NASA astronaut Sunita Williams and Buch Willmore and Russian astronaut Alexander Gorbunov are scheduled to return to Earth from SpaceX’s dragon spacecraft on Wednesday.
For Boeing’s new Starlineer Capsule test pilots Williams and Wilmore, the eight -day mission was drawn for more than nine months, as his spacecraft became unsafe due to helium leaks and thruster failures and had to return empty in September.
Astronauts, who have traveled earlier on space missions, have talked about difficulty walking, poor vision, dizziness and a situation called baby ft, in which the thick part of the skin of astronauts go out and it becomes soft like a child.
“When astronauts return to Earth, Houston -based Belller College of Medicine said in a note on the changes in the body, they are immediately forced to be adjusted again according to the gravitational of the earth, and they may have problems in standing, stabilizing and turning their vision, stabilizing and turning their vision. For their safety, the returning astronauts are often settled on a chair.”
It takes several weeks for astronauts to re -adapt themselves to life on earth. The vestibular organ located inside the ear helps to keep the human body balanced while walking on the earth by sending information about gravity to the brain.
Japanese space agency Jaxa said, “In low gravity of space, information obtained from vestibular organs changes. It is believed that it confuses the brain, causing space disease. When you come back to Earth, you again experience the effects of Earth’s gravity, and thus sometimes there are ‘gurus, the symptoms’, which are sometimes the symptoms.
On Earth, gravity draws blood and other physiological fluids into the lower part of the body, but for astronauts experiencing weightlessness in space, these fluids accumulate in the upper parts of the body, making them look puffed up.
Jaxa said, “astronauts returning to Earth have a problem of frequent dizziness when standing, called orthostatic hypotension. This is because gravitational on earth is stronger than in space, and it is more difficult to deliver blood from the heart to the head.”

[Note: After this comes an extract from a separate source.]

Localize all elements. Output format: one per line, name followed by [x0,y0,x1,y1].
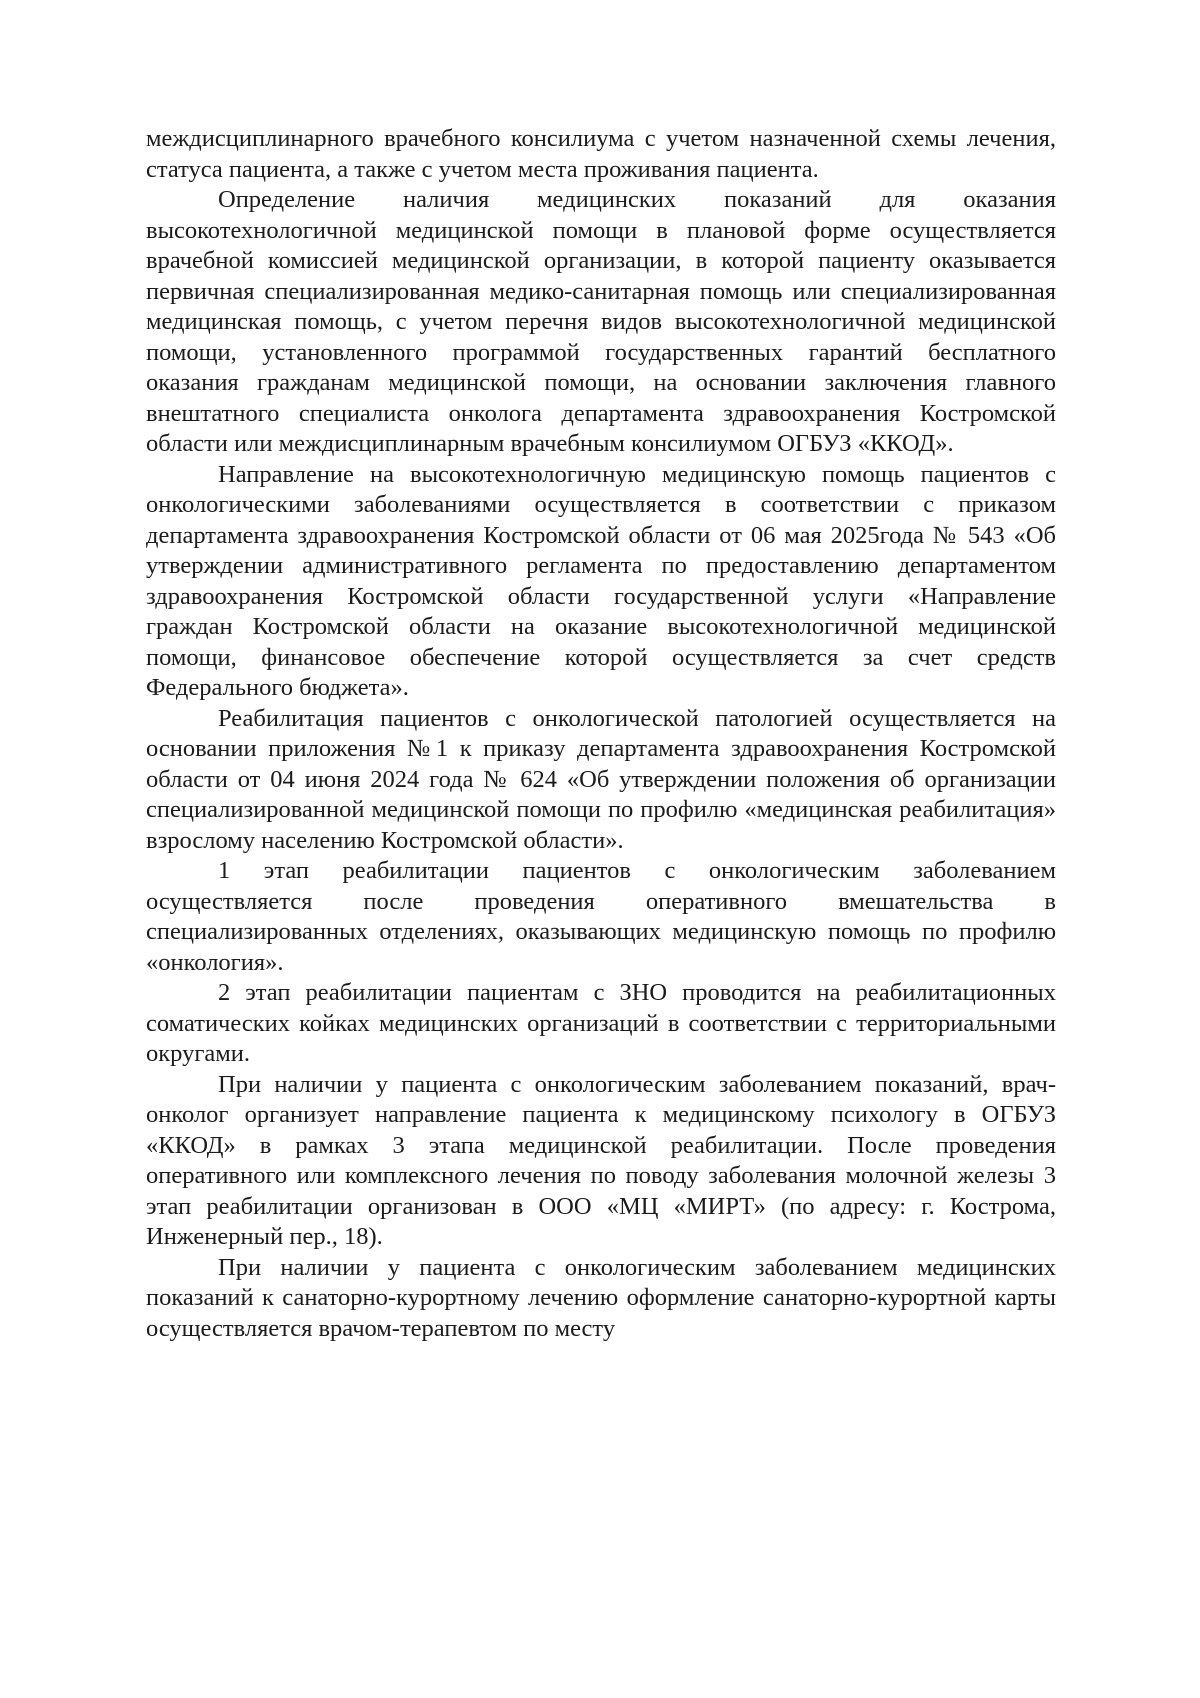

Due to lack of gravity, the density of bones decreases significantly and often it is not compensated. According to NASA, every month in space, the bones of astronauts tolerating the weight of astronauts are about one percent less dense, if they do not take care to overcome this deficiency.
To deal with this, a strict exercise program for astronauts has been held at the International Space Station (ISS).
NASA said, “It is necessary for astronauts to exercise for two hours per day, including using a treadmill or stable bicycle, so that the damage to the bones and muscles in zero gravity can be avoided. Without this exercise, astronauts will be unable to walk or stand on the earth after swimming in space, without this exercise.
Canadian astronaut Chris Hadfield reported that he had experienced a weightless tongue while returning from the international space station in 2013.
Headfield had said, “As soon as I landed, I felt the weight of my lips and tongue and I had to change my way to talk. I did not realize that I had learned to talk to the weightless tongue.”
Astronauts can be more sensitive to infection and disease due to weak immune system.
The European Space Agency’s flight surgeon Serji Walker said in a blog post on the agency’s website, “Although we see the immune cells in space do not behave in the way they should do, but yet there is no serious infection at the space station, so the transformed behavior of cells does not directly transfer to immune protection.”